Meet the woman rebuilding GSA’s customer service
With eight months under her belt as the first chief customer officer of the General Services Administration, Phaedra Chrousos intends to continue championing the voice of the customer as she embarks as the newly appointed associate administrator of GSA’s Office of Citizen Services and Innovative Technologies and 18F.
A successful entrepreneur several times over before becoming a public servant, Chrousos believes the federal government has a great opportunity to improve on its customer service by taking cues from the private sector. And simply put, she said, “that just means listening to our customers more.”
“I really just want to create an organization that’s responsive to customer needs,” Chrousos told FedScoop. “I want us to quickly react — as agencies’ needs change, I want us to offer shared services that change.”
After co-founding the Daily Secret, a global digital media brand, and HealthLeap, a company that assisted in the booking of health checkups and was acquired by Vitals.com, Chrousos was interviewing to take the reigns of a nonprofit last year when she first met Dan Tangherlini, GSA’s now-outgoing administrator. Candidly, she said she knew little about GSA’s innovative role in the federal government, but Tangherlini pitched her to come aboard as the agency’s first CCO.
The administrator described GSA as the “chief operating officer of the federal government,” Chrousos said, something that appealed to her, given her prior role as COO of the Daily Secret.

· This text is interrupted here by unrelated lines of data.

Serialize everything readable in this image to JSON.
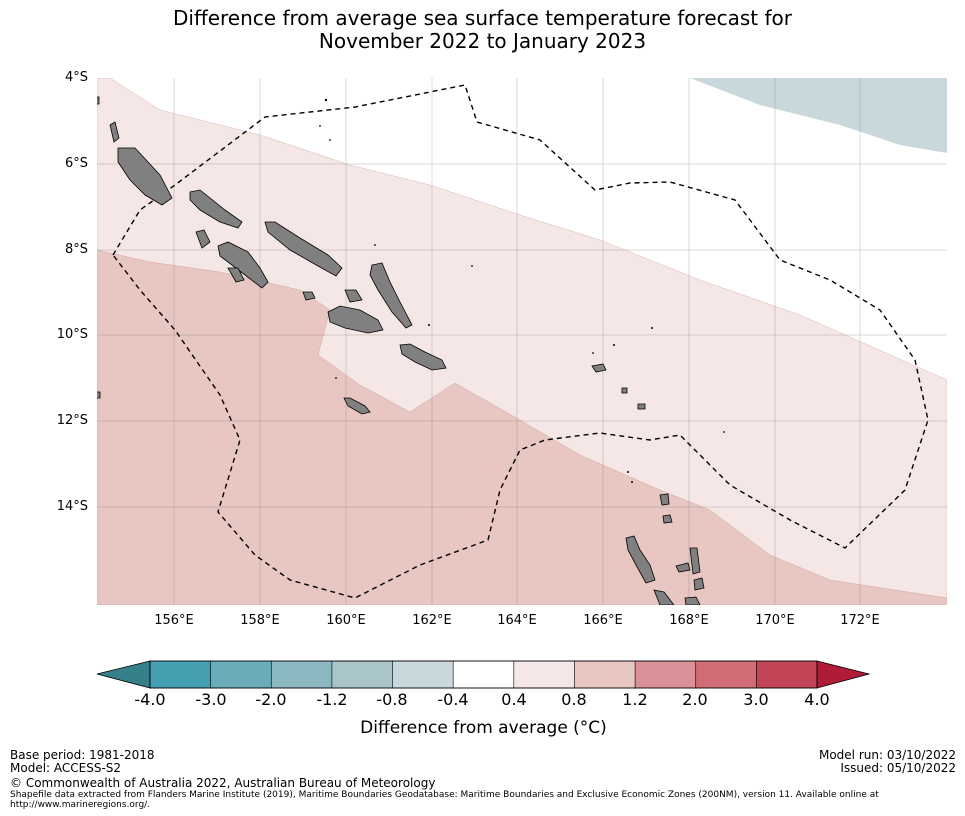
{
  "title_line1": "Difference from average sea surface temperature forecast for",
  "title_line2": "November 2022 to January 2023",
  "y_ticks": [
    "4°S",
    "6°S",
    "8°S",
    "10°S",
    "12°S",
    "14°S"
  ],
  "x_ticks": [
    "156°E",
    "158°E",
    "160°E",
    "162°E",
    "164°E",
    "166°E",
    "168°E",
    "170°E",
    "172°E"
  ],
  "colorbar": {
    "labels": [
      "-4.0",
      "-3.0",
      "-2.0",
      "-1.2",
      "-0.8",
      "-0.4",
      "0.4",
      "0.8",
      "1.2",
      "2.0",
      "3.0",
      "4.0"
    ],
    "colors": [
      "#44a0b0",
      "#6aacb9",
      "#8bb8c0",
      "#a9c5ca",
      "#c8d8dc",
      "#ffffff",
      "#f5e7e5",
      "#e8c6c1",
      "#d99096",
      "#cf6c76",
      "#c24557"
    ],
    "extend_low_color": "#35808a",
    "extend_high_color": "#b01c37",
    "title": "Difference from average (°C)"
  },
  "footer": {
    "base_period": "Base period: 1981-2018",
    "model": "Model: ACCESS-S2",
    "model_run": "Model run: 03/10/2022",
    "issued": "Issued: 05/10/2022",
    "copyright": "© Commonwealth of Australia 2022, Australian Bureau of Meteorology",
    "shapefile_note": "Shapefile data extracted from Flanders Marine Institute (2019), Maritime Boundaries Geodatabase: Maritime Boundaries and Exclusive Economic Zones (200NM), version 11. Available online at http://www.marineregions.org/."
  },
  "map_colors": {
    "light_warm": "#f5e7e5",
    "warm": "#e8c6c1",
    "cool": "#c8d8dc",
    "land": "#808080"
  }
}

“It was fascinating to understand that this underpinned all of the efficiency and operations of the government, and how much potential that was there to impact and scale,” she said. It was that potential that drew her to GSA and continues to draw others to federal government, especially to new digital services groups like GSA’s 18F and the Digital Service within the Office of Management and Budget.
Chrousos calls the movement of private technologists to government “tech corps.” And at GSA, she found, there’s a big opportunity to spread that change throughout government.
“I saw this as a two-year opportunity to come in and change things, give a positive impact somewhere that I thought was at the center of government and could help scale those ideas,” she said. “Money is a driver for some, but I think mission is a really big driver for others.”
Equating it to building a startup, Chrousos said, “you have to be kind of crazy about what you’re doing.”
As GSA’s CCO she’s already improved the agency’s understanding of its customers.
“People weren’t making data-driven decisions about the customer on a daily basis,” Chrousos said. “They had ad-hoc data points or they had anecdotal evidence and they were kind of making business decisions around that. So just getting the information to the right people at the right time was huge.”
Her newly formed office, which works closely with the administrator, immediately embarked on several big projects, like the consolidation of call centers for the tenants of the GSA’s 9,000 federal buildings into one phone number.
“Our team basically became a voice-of-the-customer team where we were just unearthing existing data and creating new data points and better understanding the customer and getting that into the people who were making decisions,” she said.
After piloting the chief customer office for several months, Chrousos said there was an organic fit between her work there and OCSIT, which led to her appointment to take over those offices in January. Already, she’s looking for ways those offices can do better by their customers.
“One of my big priorities for the year is to fill out [OCSIT’s] portfolio of products and services around citizen experience,” she said.
Likewise, 18F will play a greater role going forward, Chrousos said, putting it on the same level as OCSIT in importance despite its short existence. The two, both under her leadership, will collaborate more, especially as 18F grows. Right now, they’re working together on Connect.gov and they also partnered on a recent $100 million cloud services deal.
Within the next 12 months or so, the digital services shop hopes to hire another 130 people, and it will play a key part in the hiring of the technologists who will run the new digital service teams being launched around government.
Despite her ambitious goals to reinvent GSA’s customer service, Chrousos is limiting her time at GSA to two years, mentioning the timeline frequently when talking about her plans. And that means she has to plunge headlong into her associate administrator role to make the biggest impact in the short time.
“I’ve got two years here. And I really do believe in the tech corps mentality,” she said. “I’m not building an empire, I’m not staying in government, I’m not trying to build a political career. I’m just trying to do something good and then go back to my life. So I feel every day like there’s a timeline to this.”
That said, she’s surprised by how much she’s enjoying her work so far.
“I thought this would be hard but important,” she said, but it turns out the work so far has been “hard but important but fun.”